Présidente de l’Association des femmes arabes de la presse et de la communication à Paris et codirectrice de l’Observatoire des études géopolitiques, Zeina El Tibi est une invitée du Salon international du livre du Caire. L’écrivain franco-libanaise défend la francophonie en tant qu’outil respectant l’identité de l’Autre.

Un être pour deux mondes

A la fois libanaise et française, elle est en parfaite harmonie avec ces deux nationalités. Zeina El Tibi, une personnalité loin de laisser indifférent. Les yeux noirs, les cheveux courts et lisses, cette dame, toujours tirée à quatre épingles, n’hésite pas à parler en arabe et à vous accueillir chaleureusement. Elle vient sans doute du pays du Cèdre. Mais elle passe avec aisance à la langue française et s’acharne à défendre la francophonie, peut-être plus que les Français eux-mêmes. « Quand De Gaule est décédé, la France est devenue veuve et le Liban orphelin », a-t-elle répété pendant le colloque organisé au Salon du livre pour expliquer le rapport entre le Liban et la France. Issue d’une ancienne famille de la presse libanaise, elle avait l’amour du journalisme dans les veines. Son grand-père, Chaker El Tibi, avait fondé après la première guerre mondiale le journal Ikha (fraternité). Son père, Wafik El Tibi, a créé, après la seconde guerre mondiale avec son frère Afif, le quotidien nationaliste Al-Yom (le Jour). Il était aussi président du syndicat des Rédacteurs de la presse libanaise et fut doyen de l’Institut national pour la formation des journalistes. « Mon père a fait entrer l’étude du journalisme à l’Université libanaise, il a formé des générations de journalistes et il était connu pour la fermeté de ses convictions ainsi que son esprit ouvert et tolérant. Je pense avoir suivi ses pas », raconte-t-elle. Cela va sans dire. Le journalisme est, pour elle, un métier noble ayant une mission honnête qui est le respect de ses convictions ainsi que le respect de l’esprit des autres. « Je ne supporte pas les mesquineries. Par exemple, les caricatures faites sur le prophète Mohamad au Danemark est un fait mesquin. Si on voulait vraiment le critiquer, qu’on le fasse mais avec élégance », explique-t-elle mécontente. Elle a aussi hérité de son père un penchant nationaliste. Mais quel nationalisme ? « Oui, je suis une nationaliste arabe et je ne le cache pas. Mais, il faut souligner que le nationalisme des années 1970 est complètement différent de celui de nos jours. Aujourd’hui, avec l’entêtement israélien qui refuse une paix réelle et s’oppose à l’établissement d’un Etat palestinien et à la présence d’un peuple palestinien, le nationalisme se trouve coincé entre extrémisme et appel à l’intervention étrangère », indique-t-elle.

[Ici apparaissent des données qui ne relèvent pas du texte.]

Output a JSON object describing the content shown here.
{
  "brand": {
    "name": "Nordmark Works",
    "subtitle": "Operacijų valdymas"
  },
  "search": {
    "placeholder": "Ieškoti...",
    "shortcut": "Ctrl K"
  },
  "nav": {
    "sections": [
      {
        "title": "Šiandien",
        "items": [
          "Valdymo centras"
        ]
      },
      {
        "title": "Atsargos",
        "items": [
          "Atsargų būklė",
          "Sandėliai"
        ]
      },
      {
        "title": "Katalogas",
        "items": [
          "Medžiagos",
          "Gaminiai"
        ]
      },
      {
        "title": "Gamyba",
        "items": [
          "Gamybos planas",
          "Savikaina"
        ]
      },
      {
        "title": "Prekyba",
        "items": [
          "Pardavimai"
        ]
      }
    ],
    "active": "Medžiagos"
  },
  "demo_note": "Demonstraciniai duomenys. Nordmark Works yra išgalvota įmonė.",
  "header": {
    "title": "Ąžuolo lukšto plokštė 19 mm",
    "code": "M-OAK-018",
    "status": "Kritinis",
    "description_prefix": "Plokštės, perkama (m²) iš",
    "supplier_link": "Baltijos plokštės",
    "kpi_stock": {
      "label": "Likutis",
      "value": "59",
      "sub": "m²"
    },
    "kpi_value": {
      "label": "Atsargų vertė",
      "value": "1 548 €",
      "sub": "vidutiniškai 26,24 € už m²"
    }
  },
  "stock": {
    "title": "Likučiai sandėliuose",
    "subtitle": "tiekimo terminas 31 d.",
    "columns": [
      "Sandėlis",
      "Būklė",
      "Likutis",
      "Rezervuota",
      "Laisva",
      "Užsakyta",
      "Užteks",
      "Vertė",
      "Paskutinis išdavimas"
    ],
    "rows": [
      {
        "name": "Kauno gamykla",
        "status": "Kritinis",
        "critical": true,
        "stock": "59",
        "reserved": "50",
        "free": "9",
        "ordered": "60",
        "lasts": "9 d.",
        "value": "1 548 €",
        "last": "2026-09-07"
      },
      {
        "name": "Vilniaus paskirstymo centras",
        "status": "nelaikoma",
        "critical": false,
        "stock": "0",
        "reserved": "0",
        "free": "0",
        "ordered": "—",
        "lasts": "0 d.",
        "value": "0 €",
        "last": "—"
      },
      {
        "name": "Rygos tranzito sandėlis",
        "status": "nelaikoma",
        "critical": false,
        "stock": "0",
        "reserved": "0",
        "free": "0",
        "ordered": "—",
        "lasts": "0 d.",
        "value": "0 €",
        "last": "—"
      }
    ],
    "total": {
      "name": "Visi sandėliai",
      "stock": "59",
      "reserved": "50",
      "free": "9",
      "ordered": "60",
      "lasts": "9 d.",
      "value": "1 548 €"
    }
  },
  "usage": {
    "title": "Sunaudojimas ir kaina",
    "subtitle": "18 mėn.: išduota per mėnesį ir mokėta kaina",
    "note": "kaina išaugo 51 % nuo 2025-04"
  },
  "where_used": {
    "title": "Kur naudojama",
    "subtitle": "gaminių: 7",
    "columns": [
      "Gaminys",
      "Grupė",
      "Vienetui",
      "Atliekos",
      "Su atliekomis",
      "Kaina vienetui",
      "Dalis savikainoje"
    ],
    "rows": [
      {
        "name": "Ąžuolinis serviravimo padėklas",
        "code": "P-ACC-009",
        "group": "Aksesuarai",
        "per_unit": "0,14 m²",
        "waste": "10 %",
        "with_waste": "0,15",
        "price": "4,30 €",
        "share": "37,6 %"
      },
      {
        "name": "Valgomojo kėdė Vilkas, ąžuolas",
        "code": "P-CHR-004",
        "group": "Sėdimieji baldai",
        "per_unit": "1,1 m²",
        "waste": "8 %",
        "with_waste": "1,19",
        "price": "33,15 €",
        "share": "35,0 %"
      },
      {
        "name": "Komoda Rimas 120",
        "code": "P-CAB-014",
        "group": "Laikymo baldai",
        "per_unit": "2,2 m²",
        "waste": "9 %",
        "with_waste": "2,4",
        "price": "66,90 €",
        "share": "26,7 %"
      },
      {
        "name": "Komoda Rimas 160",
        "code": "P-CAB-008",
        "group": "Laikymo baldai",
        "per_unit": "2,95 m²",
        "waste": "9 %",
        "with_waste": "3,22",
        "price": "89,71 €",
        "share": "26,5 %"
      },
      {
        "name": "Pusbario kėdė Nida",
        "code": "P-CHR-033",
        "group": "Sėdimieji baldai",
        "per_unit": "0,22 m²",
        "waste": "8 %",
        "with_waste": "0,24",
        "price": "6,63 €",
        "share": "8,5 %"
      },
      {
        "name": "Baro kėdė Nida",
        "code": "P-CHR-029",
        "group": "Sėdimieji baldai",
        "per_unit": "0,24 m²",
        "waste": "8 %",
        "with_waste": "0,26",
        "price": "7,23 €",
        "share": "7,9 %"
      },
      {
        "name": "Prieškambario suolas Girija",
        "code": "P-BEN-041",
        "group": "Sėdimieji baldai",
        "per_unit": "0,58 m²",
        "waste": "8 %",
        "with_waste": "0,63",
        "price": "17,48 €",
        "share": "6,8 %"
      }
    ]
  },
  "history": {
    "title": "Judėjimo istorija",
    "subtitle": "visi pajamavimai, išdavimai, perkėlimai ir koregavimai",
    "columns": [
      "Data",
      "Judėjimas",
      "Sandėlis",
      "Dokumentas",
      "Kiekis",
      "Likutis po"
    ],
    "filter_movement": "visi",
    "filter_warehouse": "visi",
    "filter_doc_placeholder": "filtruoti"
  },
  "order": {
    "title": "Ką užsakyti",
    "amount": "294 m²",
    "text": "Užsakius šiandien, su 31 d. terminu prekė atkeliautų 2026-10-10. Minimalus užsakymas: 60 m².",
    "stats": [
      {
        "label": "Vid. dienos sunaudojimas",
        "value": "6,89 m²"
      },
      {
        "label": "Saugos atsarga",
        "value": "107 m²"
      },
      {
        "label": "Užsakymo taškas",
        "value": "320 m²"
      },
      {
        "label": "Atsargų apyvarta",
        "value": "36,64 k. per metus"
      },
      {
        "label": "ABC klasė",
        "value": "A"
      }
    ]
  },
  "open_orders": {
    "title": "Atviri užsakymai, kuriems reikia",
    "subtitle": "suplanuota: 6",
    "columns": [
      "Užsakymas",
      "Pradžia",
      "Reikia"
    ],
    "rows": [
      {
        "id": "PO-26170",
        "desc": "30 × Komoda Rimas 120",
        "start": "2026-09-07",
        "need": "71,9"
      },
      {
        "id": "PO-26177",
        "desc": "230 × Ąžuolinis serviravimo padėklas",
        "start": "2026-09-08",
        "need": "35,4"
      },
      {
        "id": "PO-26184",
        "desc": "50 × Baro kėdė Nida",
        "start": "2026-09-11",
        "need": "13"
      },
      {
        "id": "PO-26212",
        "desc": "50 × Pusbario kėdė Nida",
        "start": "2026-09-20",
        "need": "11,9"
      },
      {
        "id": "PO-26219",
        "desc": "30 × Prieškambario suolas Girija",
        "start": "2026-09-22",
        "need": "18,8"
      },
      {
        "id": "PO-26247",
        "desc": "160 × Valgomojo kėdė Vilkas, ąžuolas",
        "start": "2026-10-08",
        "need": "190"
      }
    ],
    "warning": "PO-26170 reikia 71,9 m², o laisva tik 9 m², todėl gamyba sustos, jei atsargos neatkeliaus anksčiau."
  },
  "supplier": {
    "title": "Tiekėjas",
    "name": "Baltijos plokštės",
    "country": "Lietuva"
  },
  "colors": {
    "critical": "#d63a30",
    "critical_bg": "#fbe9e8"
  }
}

Cette intellectuelle, dévouée aux dialogues des cultures, est préoccupée par la crise de son pays natal. Ainsi a-t-elle mentionné dans l’un de ses articles publiés à la revue d’études géopolitiques que la crise libanaise ne pourrait être résolue que par l’union nationale qui garantirait par la suite une paix civile. Mais la francophonie peut-elle vraiment jouer un rôle dans cette affaire ? « La francophonie n’est qu’une aide externe. Sarkozy a invité toutes les parties libanaises sans exception à se réunir à Saint Cloud. Mais, pour sortir de l’impasse, c’est à nous-mêmes les Libanais de prendre les décisions : chacun doit faire des concessions. Personne n’a ni totalement raison ni totalement tort. Si le Hezbollah se déclare à la résistance, c’est contre quoi ? Bien sûr, contre un danger extérieur. Si on fait la paix, on n’aura pas besoin d’armes. Le problème c’est qu’on a besoin de résistance quand même et qu’on soit pour ou contre le Hezbollah, on ne peut pas dire à Israël Amen tout le temps », assure-t-elle.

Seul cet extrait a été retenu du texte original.